Reputation: 1488
I saved a pandas dataframe as a csv using
df_to_save.to_csv(save_file_path)
but when I read it back in using
df_temp = pd.read_csv(file_path)
I get an error message saying
UnicodeDecodeError: 'utf-8' codec can't decode byte 0xbf in position 158: invalid start byte
I've tried forcing the encoding on reading it to be utf-8 by opening the csv file with
df_temp = pd.read_csv(file_path, index_col=False, encoding="utf-8",sep=',')
Really stuck, can anyone help?
Many thanks
Upvotes: 2
Views: 3145
Reputation: 101
OR TO AVOID ENCODING PROBLEMS USE EXCEL (also return DataFrames)

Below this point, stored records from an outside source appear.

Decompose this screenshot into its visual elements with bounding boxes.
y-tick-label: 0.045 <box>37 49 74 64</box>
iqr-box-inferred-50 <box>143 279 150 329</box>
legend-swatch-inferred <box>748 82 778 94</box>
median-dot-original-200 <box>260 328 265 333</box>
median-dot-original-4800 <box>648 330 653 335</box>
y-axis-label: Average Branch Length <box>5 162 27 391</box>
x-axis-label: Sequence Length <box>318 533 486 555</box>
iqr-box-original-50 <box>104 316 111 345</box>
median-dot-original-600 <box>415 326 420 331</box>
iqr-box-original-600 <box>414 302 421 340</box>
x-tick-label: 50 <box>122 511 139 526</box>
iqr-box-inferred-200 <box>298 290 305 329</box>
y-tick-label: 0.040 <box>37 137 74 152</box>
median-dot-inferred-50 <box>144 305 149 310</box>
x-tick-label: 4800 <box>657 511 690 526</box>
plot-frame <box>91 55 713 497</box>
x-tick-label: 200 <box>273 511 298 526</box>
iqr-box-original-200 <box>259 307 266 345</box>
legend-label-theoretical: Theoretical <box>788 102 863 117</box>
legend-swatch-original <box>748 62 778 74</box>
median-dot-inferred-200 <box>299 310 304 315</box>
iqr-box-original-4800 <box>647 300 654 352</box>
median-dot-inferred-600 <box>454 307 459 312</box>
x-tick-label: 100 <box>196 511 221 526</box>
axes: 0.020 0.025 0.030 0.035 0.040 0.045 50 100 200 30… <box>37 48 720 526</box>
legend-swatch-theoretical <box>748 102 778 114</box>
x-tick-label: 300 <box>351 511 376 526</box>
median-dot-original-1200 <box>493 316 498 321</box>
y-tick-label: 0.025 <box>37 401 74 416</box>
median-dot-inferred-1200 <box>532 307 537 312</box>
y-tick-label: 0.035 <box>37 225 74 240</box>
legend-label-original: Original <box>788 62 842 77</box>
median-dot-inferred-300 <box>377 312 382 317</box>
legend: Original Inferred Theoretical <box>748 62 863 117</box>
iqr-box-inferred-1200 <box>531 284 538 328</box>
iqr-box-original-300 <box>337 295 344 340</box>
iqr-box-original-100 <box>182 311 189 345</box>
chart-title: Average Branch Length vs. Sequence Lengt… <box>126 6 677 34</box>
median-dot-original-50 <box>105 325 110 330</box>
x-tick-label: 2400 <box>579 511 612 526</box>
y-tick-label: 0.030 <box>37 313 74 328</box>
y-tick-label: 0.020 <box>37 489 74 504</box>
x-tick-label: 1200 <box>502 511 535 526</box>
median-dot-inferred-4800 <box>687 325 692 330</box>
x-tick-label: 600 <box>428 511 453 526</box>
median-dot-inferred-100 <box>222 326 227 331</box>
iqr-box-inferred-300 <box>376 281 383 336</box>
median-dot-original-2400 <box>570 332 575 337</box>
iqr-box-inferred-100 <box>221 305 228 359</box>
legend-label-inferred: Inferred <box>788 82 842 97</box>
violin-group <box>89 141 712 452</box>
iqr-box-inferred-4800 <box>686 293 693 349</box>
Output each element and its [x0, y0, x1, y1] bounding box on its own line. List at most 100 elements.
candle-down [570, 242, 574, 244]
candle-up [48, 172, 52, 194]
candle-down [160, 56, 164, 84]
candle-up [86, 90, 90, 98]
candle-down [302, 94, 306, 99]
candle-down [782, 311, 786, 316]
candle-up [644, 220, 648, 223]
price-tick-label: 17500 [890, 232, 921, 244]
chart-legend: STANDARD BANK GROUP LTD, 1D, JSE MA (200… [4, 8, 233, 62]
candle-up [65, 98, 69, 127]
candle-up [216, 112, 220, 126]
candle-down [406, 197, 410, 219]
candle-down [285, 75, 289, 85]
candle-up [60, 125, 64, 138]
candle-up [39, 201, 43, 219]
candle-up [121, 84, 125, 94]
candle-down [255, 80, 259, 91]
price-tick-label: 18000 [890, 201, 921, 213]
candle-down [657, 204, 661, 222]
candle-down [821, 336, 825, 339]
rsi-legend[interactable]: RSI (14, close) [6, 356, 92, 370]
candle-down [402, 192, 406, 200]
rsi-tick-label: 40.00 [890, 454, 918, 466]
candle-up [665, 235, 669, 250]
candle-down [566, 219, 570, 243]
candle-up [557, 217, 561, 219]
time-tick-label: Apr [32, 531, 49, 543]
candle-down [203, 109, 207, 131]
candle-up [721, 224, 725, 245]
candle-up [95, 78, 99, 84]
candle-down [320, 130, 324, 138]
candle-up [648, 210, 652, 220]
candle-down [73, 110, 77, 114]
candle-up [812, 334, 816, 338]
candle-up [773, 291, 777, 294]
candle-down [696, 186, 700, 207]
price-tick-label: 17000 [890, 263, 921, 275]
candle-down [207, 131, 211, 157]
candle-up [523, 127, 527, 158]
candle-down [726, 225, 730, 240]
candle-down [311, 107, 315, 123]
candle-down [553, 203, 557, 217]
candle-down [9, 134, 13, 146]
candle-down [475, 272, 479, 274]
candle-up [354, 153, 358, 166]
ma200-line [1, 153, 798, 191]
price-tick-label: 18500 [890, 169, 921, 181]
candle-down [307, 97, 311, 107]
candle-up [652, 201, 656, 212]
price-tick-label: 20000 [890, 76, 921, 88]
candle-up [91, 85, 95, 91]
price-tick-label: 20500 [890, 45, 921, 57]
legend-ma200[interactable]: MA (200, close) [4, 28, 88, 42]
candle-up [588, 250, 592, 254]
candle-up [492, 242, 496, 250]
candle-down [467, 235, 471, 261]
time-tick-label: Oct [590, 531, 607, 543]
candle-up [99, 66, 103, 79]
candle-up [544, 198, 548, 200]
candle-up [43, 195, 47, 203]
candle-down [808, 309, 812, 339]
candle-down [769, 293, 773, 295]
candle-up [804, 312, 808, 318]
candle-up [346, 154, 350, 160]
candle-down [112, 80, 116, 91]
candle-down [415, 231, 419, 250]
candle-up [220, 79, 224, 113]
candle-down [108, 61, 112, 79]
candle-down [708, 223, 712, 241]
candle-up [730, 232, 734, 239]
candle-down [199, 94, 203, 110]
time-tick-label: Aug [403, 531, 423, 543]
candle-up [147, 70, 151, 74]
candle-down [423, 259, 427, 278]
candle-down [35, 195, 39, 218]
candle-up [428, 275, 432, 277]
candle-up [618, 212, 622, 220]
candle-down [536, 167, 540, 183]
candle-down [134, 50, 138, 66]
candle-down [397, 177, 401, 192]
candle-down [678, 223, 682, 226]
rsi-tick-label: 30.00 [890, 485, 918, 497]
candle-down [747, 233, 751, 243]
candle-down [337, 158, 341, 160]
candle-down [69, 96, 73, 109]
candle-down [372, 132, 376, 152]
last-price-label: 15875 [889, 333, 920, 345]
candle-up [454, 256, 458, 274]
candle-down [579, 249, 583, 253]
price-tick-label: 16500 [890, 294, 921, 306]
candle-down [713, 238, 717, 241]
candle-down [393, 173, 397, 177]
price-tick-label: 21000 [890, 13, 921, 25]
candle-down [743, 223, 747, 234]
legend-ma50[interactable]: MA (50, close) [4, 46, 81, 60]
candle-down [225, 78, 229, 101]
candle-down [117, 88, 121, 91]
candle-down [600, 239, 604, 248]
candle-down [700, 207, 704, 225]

writer = pd.ExcelWriter('train_numeric.xlsx')
newTRAIN.to_excel(writer,'Sheet1')
THEN
newTEST_excel = pd.read_excel('train_numeric.xlsx')
newTEST_excel.head(2)
Upvotes: 0
Reputation: 5921
Change the encoding of your categorical data :
def my_func(df):
for col in df.columns:
df[col] = df[col].str.decode('iso-8859-1').str.encode('utf-8')
This function will change in-place the encoding of your categorical data.
Upvotes: 4
Reputation:
That character is not encoded in UTF-8.
You can reproduce it with (docs):
b'\xbf'.decode("utf-8", "strict")
Traceback (most recent call last):
File "<ipython-input-7-4db5a43b4577>", line 1, in <module>
b'\xbf'.decode("utf-8", "strict")
UnicodeDecodeError: 'utf-8' codec can't decode byte 0xbf in position 0: invalid start byte
You can try a different encoding, that would solve the problem for this character:
b'\xbf'.decode("ISO-8859-1", "strict")
Out: '¿'
So your read_csv
would change to:
df_temp = pd.read_csv(file_path, index_col=False, encoding="ISO-8859-1")
Upvotes: 3